As an addendum, I don't think that ranking individual classes, beyond perhaps designating who had the top grade in a given class, is a good idea. Too often we take ridiculous steps to falsely boost supposedly fragile egos and try and make everyone feel special. Like making up awards so that everyone on the little league team feels like a winner ("Little Johnny had the most spirit and Suzy had the cleanest uniform, here are your trophies!"). If we go out of our way and invent "accomplishments" so that everyone is labeled the best at something, it dramatically reduces the value of being the "best". I think Thurgood Marshall once opined something along the lines of "the ease with with the conclusion was reached suggests the worthlessness of the accomplishment." If everyone is a winner what is winning worth?

Posted by: Robert | Dec 9, 2008 2:14:09 PM

What a mess, but it is par for the course. Reward the elites and make the folks who go to lower-ranked schools work twice as hard for half as much.

Posted by: Joe Miller | Dec 9, 2008 5:04:51 PM

There is often a contentious debate between two groups

group A
are those who are against grading on a curve (believe grades are a bad predictor of performance in the workplace or just don't care about meritocracy in the workplace). Group A also includes those who don't understand ranking at all and believe these "changes" mean something (i can guarantee Harvard will still know who is in the top 10%)

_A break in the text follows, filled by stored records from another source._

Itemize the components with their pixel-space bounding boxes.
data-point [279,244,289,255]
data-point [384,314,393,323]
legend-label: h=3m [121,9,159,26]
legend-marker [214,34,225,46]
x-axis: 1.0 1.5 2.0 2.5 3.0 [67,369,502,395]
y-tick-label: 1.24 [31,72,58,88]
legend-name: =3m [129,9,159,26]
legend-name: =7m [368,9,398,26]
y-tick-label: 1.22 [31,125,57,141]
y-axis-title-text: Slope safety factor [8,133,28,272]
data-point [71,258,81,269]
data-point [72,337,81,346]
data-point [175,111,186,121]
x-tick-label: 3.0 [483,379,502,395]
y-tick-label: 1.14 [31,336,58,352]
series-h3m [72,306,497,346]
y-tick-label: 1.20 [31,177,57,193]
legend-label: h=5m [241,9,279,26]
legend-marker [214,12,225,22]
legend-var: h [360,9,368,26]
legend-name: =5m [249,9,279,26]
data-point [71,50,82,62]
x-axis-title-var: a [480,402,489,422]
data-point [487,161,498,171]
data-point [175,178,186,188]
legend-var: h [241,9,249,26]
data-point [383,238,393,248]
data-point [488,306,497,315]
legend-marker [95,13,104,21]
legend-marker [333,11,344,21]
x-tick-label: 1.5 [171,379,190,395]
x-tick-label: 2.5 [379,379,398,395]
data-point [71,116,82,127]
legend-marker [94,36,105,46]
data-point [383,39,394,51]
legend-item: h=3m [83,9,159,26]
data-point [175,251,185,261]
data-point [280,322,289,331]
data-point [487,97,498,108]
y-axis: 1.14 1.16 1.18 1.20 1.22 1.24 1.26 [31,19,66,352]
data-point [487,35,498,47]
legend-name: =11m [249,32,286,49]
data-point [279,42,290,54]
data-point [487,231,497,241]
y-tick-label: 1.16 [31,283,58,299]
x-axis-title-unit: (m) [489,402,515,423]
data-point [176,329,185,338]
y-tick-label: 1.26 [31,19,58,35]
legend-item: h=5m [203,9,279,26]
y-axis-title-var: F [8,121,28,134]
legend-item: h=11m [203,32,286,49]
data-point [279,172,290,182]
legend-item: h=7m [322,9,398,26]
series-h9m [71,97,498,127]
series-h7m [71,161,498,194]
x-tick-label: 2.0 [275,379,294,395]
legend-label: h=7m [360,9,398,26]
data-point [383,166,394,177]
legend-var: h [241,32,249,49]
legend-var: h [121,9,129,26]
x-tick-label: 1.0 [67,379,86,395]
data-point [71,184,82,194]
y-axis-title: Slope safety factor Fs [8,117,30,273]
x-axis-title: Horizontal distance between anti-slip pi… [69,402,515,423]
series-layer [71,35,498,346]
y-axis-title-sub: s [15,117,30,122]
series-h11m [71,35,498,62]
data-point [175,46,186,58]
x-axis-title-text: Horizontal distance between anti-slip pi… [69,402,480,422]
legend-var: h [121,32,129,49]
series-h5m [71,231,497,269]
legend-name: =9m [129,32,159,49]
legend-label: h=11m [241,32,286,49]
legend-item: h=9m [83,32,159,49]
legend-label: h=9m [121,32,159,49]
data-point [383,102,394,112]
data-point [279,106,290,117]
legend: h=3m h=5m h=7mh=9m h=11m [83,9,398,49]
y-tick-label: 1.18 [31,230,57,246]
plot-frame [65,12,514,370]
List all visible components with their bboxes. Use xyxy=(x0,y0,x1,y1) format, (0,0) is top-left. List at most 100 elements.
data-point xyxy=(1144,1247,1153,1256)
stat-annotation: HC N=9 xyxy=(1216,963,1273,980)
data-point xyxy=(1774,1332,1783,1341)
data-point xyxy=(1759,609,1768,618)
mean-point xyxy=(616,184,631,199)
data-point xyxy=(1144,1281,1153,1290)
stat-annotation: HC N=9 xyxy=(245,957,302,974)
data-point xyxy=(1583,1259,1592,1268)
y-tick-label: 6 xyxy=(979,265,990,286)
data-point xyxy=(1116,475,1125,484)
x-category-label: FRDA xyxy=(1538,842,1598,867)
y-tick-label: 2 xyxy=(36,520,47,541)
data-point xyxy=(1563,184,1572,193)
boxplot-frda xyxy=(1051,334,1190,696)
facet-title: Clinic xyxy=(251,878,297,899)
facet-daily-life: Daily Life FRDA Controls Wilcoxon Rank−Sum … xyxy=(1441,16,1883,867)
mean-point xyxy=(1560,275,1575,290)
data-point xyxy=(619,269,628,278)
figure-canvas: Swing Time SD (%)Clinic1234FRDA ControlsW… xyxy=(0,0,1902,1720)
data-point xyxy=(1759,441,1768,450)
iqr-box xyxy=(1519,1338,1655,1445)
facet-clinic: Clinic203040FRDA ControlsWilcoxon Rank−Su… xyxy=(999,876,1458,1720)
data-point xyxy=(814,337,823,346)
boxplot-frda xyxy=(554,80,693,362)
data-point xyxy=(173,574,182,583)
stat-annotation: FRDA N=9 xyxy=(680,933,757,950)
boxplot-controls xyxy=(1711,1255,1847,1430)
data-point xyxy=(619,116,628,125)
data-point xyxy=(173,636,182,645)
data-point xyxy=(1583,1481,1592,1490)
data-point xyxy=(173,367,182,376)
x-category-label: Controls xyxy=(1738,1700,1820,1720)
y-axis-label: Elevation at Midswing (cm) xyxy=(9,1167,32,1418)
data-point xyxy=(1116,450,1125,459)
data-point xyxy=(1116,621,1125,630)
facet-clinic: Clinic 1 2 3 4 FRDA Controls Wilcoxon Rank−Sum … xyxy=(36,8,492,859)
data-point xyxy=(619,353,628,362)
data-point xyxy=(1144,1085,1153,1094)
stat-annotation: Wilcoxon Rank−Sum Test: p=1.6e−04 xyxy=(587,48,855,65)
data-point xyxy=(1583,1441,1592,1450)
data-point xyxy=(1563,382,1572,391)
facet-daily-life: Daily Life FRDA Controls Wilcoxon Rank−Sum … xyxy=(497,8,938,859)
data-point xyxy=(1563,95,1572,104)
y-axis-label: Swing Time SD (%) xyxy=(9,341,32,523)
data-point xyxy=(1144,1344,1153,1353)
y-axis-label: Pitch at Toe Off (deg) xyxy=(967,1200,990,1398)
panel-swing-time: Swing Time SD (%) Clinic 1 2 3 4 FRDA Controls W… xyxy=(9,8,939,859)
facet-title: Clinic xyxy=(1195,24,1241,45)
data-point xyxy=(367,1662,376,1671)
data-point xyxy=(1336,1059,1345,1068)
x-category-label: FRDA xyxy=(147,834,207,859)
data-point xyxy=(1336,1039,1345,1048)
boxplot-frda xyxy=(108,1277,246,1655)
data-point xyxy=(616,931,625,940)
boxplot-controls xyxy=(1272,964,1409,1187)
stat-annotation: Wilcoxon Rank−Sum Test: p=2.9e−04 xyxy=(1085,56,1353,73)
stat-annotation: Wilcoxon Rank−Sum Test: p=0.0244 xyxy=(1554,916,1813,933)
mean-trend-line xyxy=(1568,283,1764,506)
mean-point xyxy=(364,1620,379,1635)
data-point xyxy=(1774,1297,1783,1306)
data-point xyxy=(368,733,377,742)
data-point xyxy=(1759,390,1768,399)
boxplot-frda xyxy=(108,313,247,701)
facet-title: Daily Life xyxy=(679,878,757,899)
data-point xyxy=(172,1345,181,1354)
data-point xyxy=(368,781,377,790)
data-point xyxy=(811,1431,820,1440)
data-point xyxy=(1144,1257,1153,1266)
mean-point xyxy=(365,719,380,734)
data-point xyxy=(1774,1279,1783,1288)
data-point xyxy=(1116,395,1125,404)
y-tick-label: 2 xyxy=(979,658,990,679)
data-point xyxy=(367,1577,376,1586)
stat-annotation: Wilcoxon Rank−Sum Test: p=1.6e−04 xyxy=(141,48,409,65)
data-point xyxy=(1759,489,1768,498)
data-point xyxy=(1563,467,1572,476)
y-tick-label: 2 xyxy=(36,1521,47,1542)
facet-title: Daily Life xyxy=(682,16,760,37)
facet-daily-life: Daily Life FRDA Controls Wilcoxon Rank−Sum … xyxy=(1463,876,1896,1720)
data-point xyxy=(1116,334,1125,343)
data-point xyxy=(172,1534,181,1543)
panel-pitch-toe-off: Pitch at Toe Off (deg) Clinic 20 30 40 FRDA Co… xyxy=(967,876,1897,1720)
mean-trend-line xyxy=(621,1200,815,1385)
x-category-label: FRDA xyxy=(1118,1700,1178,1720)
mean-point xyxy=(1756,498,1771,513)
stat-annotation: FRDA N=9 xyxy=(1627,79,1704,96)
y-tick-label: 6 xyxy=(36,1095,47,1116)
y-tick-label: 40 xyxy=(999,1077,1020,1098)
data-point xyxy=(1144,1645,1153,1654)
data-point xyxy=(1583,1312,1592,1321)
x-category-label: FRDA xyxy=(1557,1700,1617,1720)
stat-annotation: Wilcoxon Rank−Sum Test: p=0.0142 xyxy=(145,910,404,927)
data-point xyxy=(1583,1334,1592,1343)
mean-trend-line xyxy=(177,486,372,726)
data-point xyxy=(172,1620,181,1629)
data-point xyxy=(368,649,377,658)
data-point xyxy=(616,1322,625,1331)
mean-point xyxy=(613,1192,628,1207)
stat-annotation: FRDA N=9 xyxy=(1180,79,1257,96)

Group B are those who do understand ranking and think those in group A either don't get it or demand there be some way of determining who gets first pick in the job market, and thus support grades as a way of doing that.

I belong to group C-I believe grades (or more importantly ranking) are the most important and necessary way to produce a meritocracy where people who are smarter or work harder or better under pressure get the best jobs. However, this belief does not mean I am like group B and support the current law school model of 1 test determining a grade in each class. A far better way to guarantee a meritocracy and supply employers with a basis for determining which students will be the best employees is to make grades a blend in each class of several assignments of tests/quizzes or papers of diffrent types in each class-each worth a percentage of the grade. This system would eliminate some of the natural errors the system makes by reassuring student's ability in a class in a single moment. For example, a multi assignment evaluation system would be less prone to influence of sickness or personal disaster at the end of the semester (esp in the all important 1L year)-because the end of the year exam would only account for a portion of the actual evaluation. this system might also favor those who adapt slower to school but function great afterward over those who have average performance throughout(which would logically correspond to similar workplace behavior which employers might like). Indeed, no other professional school-including medical school (which certainly values performance under pressure) uses a 1 test per course evaluation system as their classic model.

The only possible downside is more work for students or professors-and this is why it is never talked about seriously among any law school elite ;)-that and the fact that anyone who argues against he current system are instantly seen by people in group B as people in group A.